Awalnya saya membayangkan akan melihat sebuah pabrik tua yang kumuh, kotor, tak terawat, gelap, kotor dan seram. Ya, gambaran itu yang terus memenuhi benak saya setelah mendengarkan beberapa cerita tentang bekas pabrik minyak atsiri yang terletak di sebelah timur Kota Solo tepatnya di Desa Plumbon, Kecamatan Tawangmangu, Kabupaten Karanganyar, Jawa Tengah.
Menurut cerita Om Stefanus Toni (kompasianer senior) yang sudah beberapa kali berkunjung ke bekas pabrik minyak atsiri tersebut, pabrik masih seram karena lama tidak terawat. Tapi itu dulu, kelakarnya seraya tertawa. “ Sekarang sedang proses rehab, Mbak,” sambungnya lagi.
Dan untuk menuntaskan rasa penasaran, sesuai kesepakatan, pagi itu, di penghujung bulan April 2016, kami berangkat mengunjungi bekas pabrik minyak atsiri di Tawangmangu.
Dari Solo, perjalanan ditempuh sekitar 1 jam. Saat saya dan rombongan tiba di bekas pabrik minyak atsiri yang saat ini dalam proses menjadi Museum Atsiri, gambaran pabrik tua yang tidak terawat hilanglah sudah. Manakala kaki menginjak tanah yang lembab dan hidung menghirup udara segar yang menyejukkan, hanya kekaguman yang terus saya rasakan. Mata ini benar-benar dimanjakan dengan pemandangan hijau hamparan rumput tebal di lembah .
Bangunan besar dengan model unik tampak menjulang kokoh di tengah hamparan lembah seluas lebih dari 2, 3 hektare. Saya sempat termangu, ada rasa tidak percaya melihat bangunan lama yang kelihatan kuat sekali dengan struktur bangunan yang ‘bergaya’ kolonial dengan pilar besarnya.

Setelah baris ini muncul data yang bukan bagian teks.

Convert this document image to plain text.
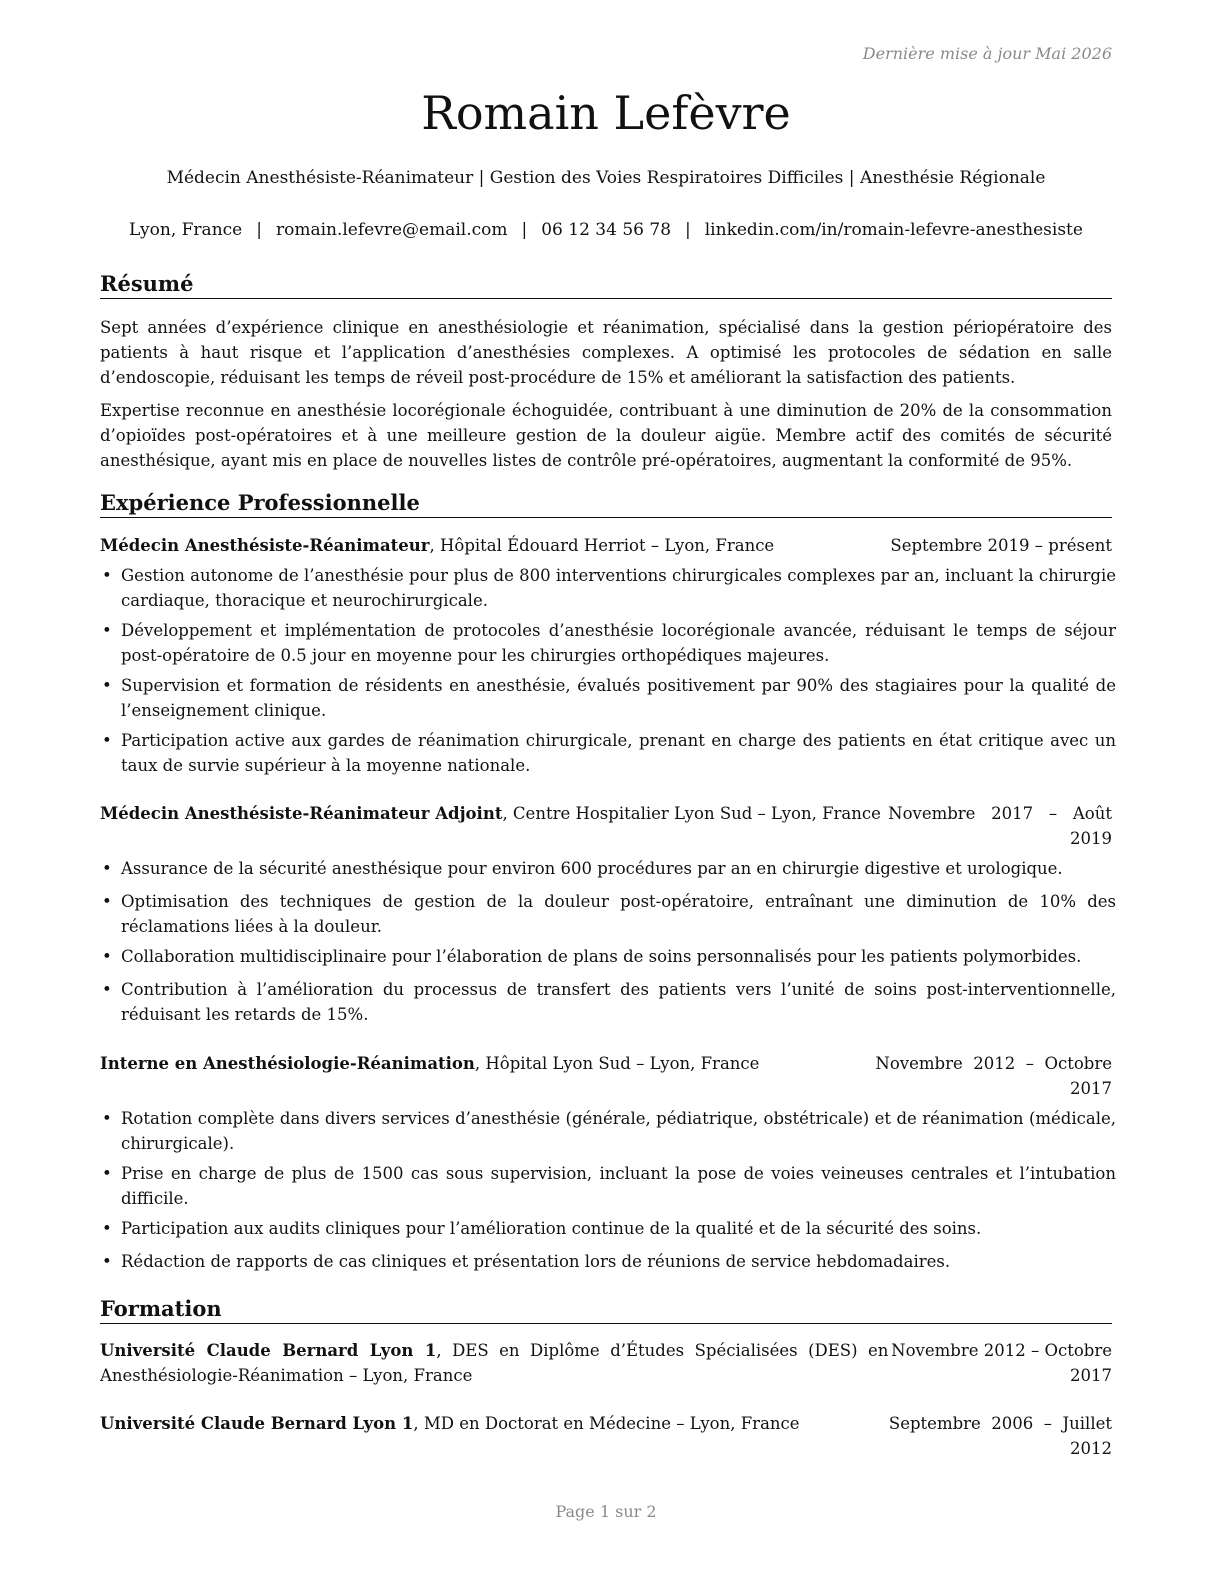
Dernière mise à jour Mai 2026
Romain Lefèvre
Médecin Anesthésiste-Réanimateur | Gestion des Voies Respiratoires Difficiles | Anesthésie Régionale
Lyon, France | romain.lefevre@email.com | 06 12 34 56 78 | linkedin.com/in/romain-lefevre-anesthesiste
Résumé
Sept années d’expérience clinique en anesthésiologie et réanimation, spécialisé dans la gestion périopératoire des patients à haut risque et l’application d’anesthésies complexes. A optimisé les protocoles de sédation en salle d’endoscopie, réduisant les temps de réveil post-procédure de 15% et améliorant la satisfaction des patients.
Expertise reconnue en anesthésie locorégionale échoguidée, contribuant à une diminution de 20% de la consommation d’opioïdes post-opératoires et à une meilleure gestion de la douleur aigüe. Membre actif des comités de sécurité anesthésique, ayant mis en place de nouvelles listes de contrôle pré-opératoires, augmentant la conformité de 95%.
Expérience Professionnelle
Médecin Anesthésiste-Réanimateur, Hôpital Édouard Herriot – Lyon, France	Septembre 2019 – présent
• Gestion autonome de l’anesthésie pour plus de 800 interventions chirurgicales complexes par an, incluant la chirurgie cardiaque, thoracique et neurochirurgicale.
• Développement et implémentation de protocoles d’anesthésie locorégionale avancée, réduisant le temps de séjour post-opératoire de 0.5 jour en moyenne pour les chirurgies orthopédiques majeures.
• Supervision et formation de résidents en anesthésie, évalués positivement par 90% des stagiaires pour la qualité de l’enseignement clinique.
• Participation active aux gardes de réanimation chirurgicale, prenant en charge des patients en état critique avec un taux de survie supérieur à la moyenne nationale.
Médecin Anesthésiste-Réanimateur Adjoint, Centre Hospitalier Lyon Sud – Lyon, France Novembre   2017   –   Août
2019
• Assurance de la sécurité anesthésique pour environ 600 procédures par an en chirurgie digestive et urologique.
• Optimisation des techniques de gestion de la douleur post-opératoire, entraînant une diminution de 10% des réclamations liées à la douleur.
• Collaboration multidisciplinaire pour l’élaboration de plans de soins personnalisés pour les patients polymorbides.
• Contribution à l’amélioration du processus de transfert des patients vers l’unité de soins post-interventionnelle, réduisant les retards de 15%.
Interne en Anesthésiologie-Réanimation, Hôpital Lyon Sud – Lyon, France	Novembre  2012  –  Octobre
2017
• Rotation complète dans divers services d’anesthésie (générale, pédiatrique, obstétricale) et de réanimation (médicale, chirurgicale).
• Prise en charge de plus de 1500 cas sous supervision, incluant la pose de voies veineuses centrales et l’intubation difficile.
• Participation aux audits cliniques pour l’amélioration continue de la qualité et de la sécurité des soins.
• Rédaction de rapports de cas cliniques et présentation lors de réunions de service hebdomadaires.
Formation
Université  Claude  Bernard  Lyon  1,  DES  en  Diplôme  d’Études  Spécialisées  (DES)  en Novembre 2012 – Octobre
Anesthésiologie-Réanimation – Lyon, France	2017
Université Claude Bernard Lyon 1, MD en Doctorat en Médecine – Lyon, France	Septembre  2006  –  Juillet
2012
Page 1 sur 2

Selayang Pandang Pabrik Minyak Atsiri Tawangmangu, Proyek Mercu Suar Presiden Soekarno
Menurut penuturan Mbak Sri Rejeki, salah seorang staf Rumah Atsiri yang mendampingi kami dalam perjalanan dari Solo, di masa lampau pabrik minyak atsiri banyak menyimpan jejak sejarah bangsa ini. Dulu, sekitar tahun 1959 setelah Presiden Soekarno mengeluarkan Dekrit Presiden 5 Juli 1959, salah satu pilihan politik Luar Negeri Soekarno adalah menjalin kerjasama dengan negara-negara yang menganut paham komunis. Soekarno tertarik dengan pembuatan minyak atsiri yang banyak manfaatnya bagi tentara saat Perang Dunia II. Masa itu, minyak atsiri menjadi alternative pengobatan dan terapi.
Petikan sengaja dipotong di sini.